Um vazamento de dados expôs a localização em tempo real de cerca de 800.000 veículos elétricos Volkswagen (VW), impactando proprietários em todo o mundo, de acordo com um relatório da revista de notícias alemã Der Spiegel. Os dados expostos incluíam coordenadas GPS e informações pessoais.

Detalhes e implicações da exposição de dados

O incidente global afetou proprietários de veículos elétricos da VW, Audi, Seat e Skoda. Os dados de localização permitiram rastrear onde os veículos estavam estacionados, seja em casa, na rua ou em locais sensíveis, como bordéis. Os dados ficaram acessíveis ao público devido a um erro em um sistema gerenciado por uma subsidiária da VW chamada Cariad, que coleta dados depois que o proprietário de um carro configura o aplicativo da VW. Este aplicativo permite aos usuários pré-aquecer o carro, monitorar os níveis de carga da bateria e verificar a autonomia restante, criando um perfil detalhado dos movimentos diários.

Der Spiegel relataram que os dados permaneceram expostos no sistema de armazenamento em nuvem da Amazon por vários meses, totalizando vários terabytes de informações. Antes de a vulnerabilidade ser resolvida, o acesso a estes dados representava poucos desafios para os serviços de inteligência, concorrentes, criminosos ou mesmo utilizadores casuais com competências básicas. Os dados expostos vinculavam informações do veículo aos nomes dos proprietários, detalhes de contato, endereços de e-mail, endereços residenciais e números de telefone celular em alguns casos.

O erro supostamente resultou de um erro cometido no verão passado no sistema Cariad que passou despercebido. A violação grave veio à tona depois que um denunciante alertou ambos Der Spiegel e o Chaos Computer Club. Esta exposição pode ter implicações graves, incluindo o potencial rastreio de políticos ou alvos por parte de serviços secretos estrangeiros e a chantagem de indivíduos com base nos seus movimentos.

Reações e resposta da empresa

Em resposta a perguntas de Der SpiegelCariad afirmou que coleta dados pseudonimizados para aprimorar suas baterias e software. A empresa insistiu que os clientes não precisavam tomar nenhuma ação, pois nenhuma informação sensível, como senhas ou detalhes de pagamento, foi comprometida. Observaram também que os proprietários de veículos têm a opção de desativar os serviços de processamento de dados.

O incidente foi descrito como um constrangimento significativo para a VW, destacando problemas contínuos com as práticas de recolha de dados entre os fabricantes de automóveis devido aos avanços na conectividade dos veículos. Nadja Weippert, uma política afetada pela violação, expressou preocupação com o armazenamento não criptografado dos dados de seu veículo, enfatizando a necessidade de a VW reduzir a coleta de dados e melhorar as proteções.

Sentimentos semelhantes foram ecoados por Markus Grübel, outro político afetado pela violação, que descreveu a situação como “irritante e embaraçosa”. Tanto Weippert como Grübel observaram os riscos associados a tais fugas de dados na sociedade, particularmente no que diz respeito à segurança pessoal e à privacidade. Esta fuga não diz apenas respeito a cidadãos individuais, mas também inclui dados sobre veículos policiais e potencialmente pessoal de inteligência, com detalhes acessíveis que podem revelar informações sensíveis sobre o seu paradeiro.

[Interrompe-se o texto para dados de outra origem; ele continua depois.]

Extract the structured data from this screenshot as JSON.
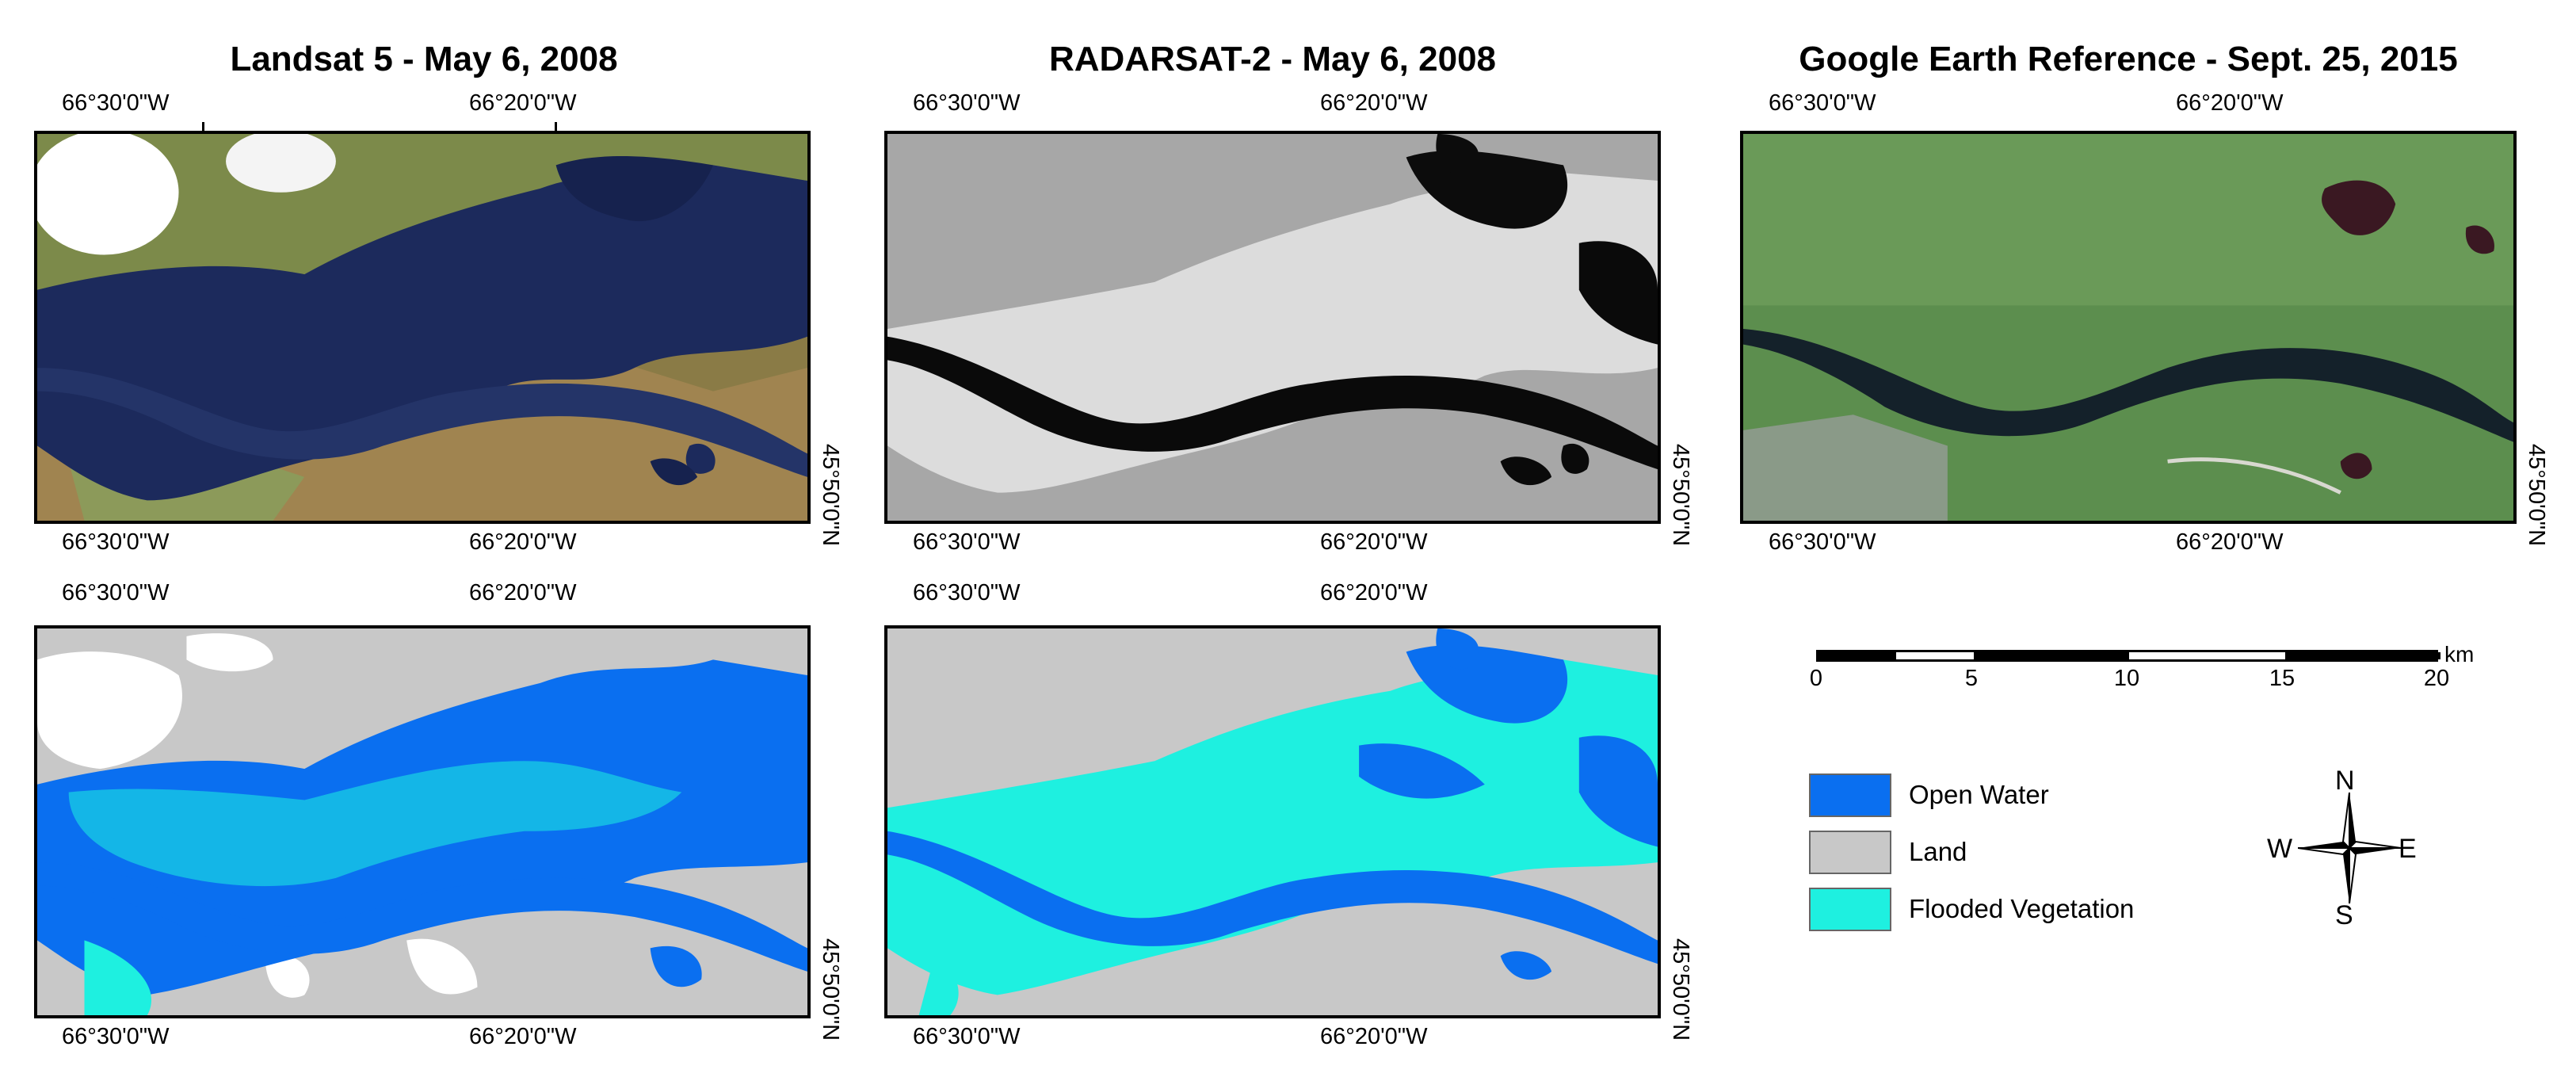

O Chaos Computer Club elogiou a resposta imediata do Cariad ao abordar a vulnerabilidade após ser alertado. O CCC forneceu detalhes precisos sobre as deficiências de segurança, insistindo num encerramento rápido do acesso aos dados. Observaram que o acesso aos dados exigia a combinação de vários conjuntos de dados, explorando a configuração incorreta do sistema, que não deveria estar acessível ao público.

Este incidente exemplifica a crescente preocupação com a privacidade dos dados nas tecnologias veiculares modernas. Um estudo de 2023 da Mozilla Foundation examinou as práticas de dados em várias marcas de automóveis, revelando que muitas coletam dados excessivos, muitas vezes mais do que o necessário para funções do produto. O estudo observou que 76% das marcas de automóveis avaliadas tinham capacidade para revender os dados recolhidos.

As questões de segurança não são exclusivas da VW; outras montadoras também enfrentaram violações significativas. Em janeiro de 2023, hackers demonstraram a capacidade de obter acesso não autorizado às contas dos funcionários da BMW e até mesmo de gerenciar a comunicação da Mercedes-Benz. O infame hack do Jeep em 2015, onde especialistas controlaram remotamente as funções de um veículo, iniciou um escrutínio mais amplo e uma responsabilização pela segurança cibernética entre os fabricantes.